3. The uptake of LNP-coated mRNA is very different from uptake of traditional vaccines. This was also predicted not only by independent experts, but by the manufacturers own studies filed with regulators & accessible to the public under FOIA. Non-clinical studies showed accumulation of LNP into sensitive tissues including ovaries in all species tested, matching predictions made ten years earlier in peer reviewed journal articles, concluding that this formulation technology represented an unappreciated reproductive toxicity risk.
That’s just for starters. Anyone claiming these gene based agents are “identical” to traditional vaccines on safety are ignorant or lying.
Dr Mike Yeadon
Where’s the “Fuck” button when you need it?
Great work Doc. A nice rebuttal to the mutton muppets… :~)
The short answer is: "Vaccines carry (weakened) pathogen by themselves. In contrast, novel genotoxic substances genetically transform healthy tissues of your internal organs into pathogen. This is the difference"
Yes, we need to separate politics from medicine. The threat of losing your livelihood overnight obviously has a very coercive effect.
Let's also add that a mRNA transfection shares little in common with a natural infection which starts at the mucosa, stimulating a highly individual NK cell and T-cell activity and recognition of early expressed, functionally-constrained viral proteins (shared across similar viruses) displayed by infected cells which cascades (depending on severity) into B-cell activation (igG recall or igM) and finally linked recognition of B-cell with T-cells to solidify any new immune memory, if necessary.

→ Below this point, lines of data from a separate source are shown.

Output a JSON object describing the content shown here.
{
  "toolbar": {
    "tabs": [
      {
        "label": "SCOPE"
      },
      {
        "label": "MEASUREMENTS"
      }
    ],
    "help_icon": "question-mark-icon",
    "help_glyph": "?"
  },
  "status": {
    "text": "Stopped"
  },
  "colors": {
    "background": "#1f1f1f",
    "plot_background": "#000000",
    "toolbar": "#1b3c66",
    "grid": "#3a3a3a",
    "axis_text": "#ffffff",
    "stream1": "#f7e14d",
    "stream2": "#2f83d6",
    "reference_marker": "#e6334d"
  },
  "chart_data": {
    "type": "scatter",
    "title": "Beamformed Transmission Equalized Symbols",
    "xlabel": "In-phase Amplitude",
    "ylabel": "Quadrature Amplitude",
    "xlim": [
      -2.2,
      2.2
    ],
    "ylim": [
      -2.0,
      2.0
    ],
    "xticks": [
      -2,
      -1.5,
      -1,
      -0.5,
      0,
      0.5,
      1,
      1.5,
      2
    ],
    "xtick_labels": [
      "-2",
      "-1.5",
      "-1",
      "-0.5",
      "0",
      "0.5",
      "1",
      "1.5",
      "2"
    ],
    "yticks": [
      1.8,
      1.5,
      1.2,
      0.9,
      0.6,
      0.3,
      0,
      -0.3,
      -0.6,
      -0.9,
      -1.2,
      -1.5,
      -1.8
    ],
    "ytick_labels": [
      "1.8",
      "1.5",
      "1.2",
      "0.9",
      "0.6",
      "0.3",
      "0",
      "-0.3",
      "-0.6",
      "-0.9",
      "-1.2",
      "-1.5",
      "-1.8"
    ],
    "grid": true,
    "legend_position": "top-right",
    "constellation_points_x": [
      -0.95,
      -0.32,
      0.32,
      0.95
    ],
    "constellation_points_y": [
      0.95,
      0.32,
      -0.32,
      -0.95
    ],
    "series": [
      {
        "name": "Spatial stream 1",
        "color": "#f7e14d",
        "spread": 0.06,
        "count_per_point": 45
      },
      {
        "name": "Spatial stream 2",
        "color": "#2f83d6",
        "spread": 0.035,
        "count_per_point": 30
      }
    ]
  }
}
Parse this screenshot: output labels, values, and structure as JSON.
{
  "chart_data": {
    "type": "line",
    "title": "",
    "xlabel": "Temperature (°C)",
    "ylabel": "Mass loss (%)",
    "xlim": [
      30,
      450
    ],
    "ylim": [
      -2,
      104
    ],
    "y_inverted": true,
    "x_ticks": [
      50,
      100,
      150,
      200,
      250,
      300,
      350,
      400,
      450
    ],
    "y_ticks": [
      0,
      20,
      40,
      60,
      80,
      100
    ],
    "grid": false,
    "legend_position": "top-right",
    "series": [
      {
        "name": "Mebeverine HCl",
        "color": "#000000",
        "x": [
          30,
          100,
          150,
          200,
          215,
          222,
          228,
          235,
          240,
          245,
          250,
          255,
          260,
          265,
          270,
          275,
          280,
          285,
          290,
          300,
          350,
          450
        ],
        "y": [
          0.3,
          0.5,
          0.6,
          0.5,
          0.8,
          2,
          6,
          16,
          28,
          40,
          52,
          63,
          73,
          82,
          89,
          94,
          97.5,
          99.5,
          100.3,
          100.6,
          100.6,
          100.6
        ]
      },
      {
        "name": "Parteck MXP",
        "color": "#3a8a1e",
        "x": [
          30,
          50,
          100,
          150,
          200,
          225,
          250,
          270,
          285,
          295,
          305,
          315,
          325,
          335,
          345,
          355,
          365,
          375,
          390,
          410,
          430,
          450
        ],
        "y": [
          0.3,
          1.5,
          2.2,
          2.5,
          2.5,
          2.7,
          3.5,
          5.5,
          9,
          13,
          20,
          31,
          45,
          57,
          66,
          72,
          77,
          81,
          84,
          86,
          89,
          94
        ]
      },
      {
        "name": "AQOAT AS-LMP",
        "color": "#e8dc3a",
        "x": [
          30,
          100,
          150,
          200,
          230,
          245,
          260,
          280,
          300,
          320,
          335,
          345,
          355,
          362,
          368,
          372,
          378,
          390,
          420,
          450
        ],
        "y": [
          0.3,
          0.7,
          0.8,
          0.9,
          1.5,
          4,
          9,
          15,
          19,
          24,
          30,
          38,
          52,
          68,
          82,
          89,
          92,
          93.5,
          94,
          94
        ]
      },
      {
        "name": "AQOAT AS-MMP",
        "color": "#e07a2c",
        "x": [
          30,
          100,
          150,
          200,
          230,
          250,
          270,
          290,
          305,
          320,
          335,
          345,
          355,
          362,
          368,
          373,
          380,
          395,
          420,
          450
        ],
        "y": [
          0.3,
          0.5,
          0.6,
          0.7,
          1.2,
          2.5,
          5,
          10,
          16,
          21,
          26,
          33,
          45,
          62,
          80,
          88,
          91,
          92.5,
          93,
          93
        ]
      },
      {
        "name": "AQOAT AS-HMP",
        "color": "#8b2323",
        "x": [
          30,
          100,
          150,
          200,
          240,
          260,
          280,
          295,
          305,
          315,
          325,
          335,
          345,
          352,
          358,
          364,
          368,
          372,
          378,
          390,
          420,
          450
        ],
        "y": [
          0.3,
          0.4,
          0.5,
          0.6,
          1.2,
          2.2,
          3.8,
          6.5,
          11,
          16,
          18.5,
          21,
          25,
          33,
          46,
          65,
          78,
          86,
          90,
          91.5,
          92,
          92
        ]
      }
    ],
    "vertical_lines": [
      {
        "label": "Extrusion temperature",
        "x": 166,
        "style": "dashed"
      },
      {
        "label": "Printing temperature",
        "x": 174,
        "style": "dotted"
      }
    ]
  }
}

Hence, natural infections do not always present ANY or many antibodies in response to a coronavirus. The transfections on the other hand stimulate heaps of antigen specific antibodies (spike). This makes for a great selling point but is CONTRARY to the immune system's conservative approach to a highly mutable virus.
A slight suggestion to add to point 1: synthetic mrna that does not break down in the body like natural mrna does.
Great compilation!
A brilliant and much needed synthesis Arkmedic; we all benefit from your priceless work. Thank you.
Excellent list and I'll certainly be sharing it.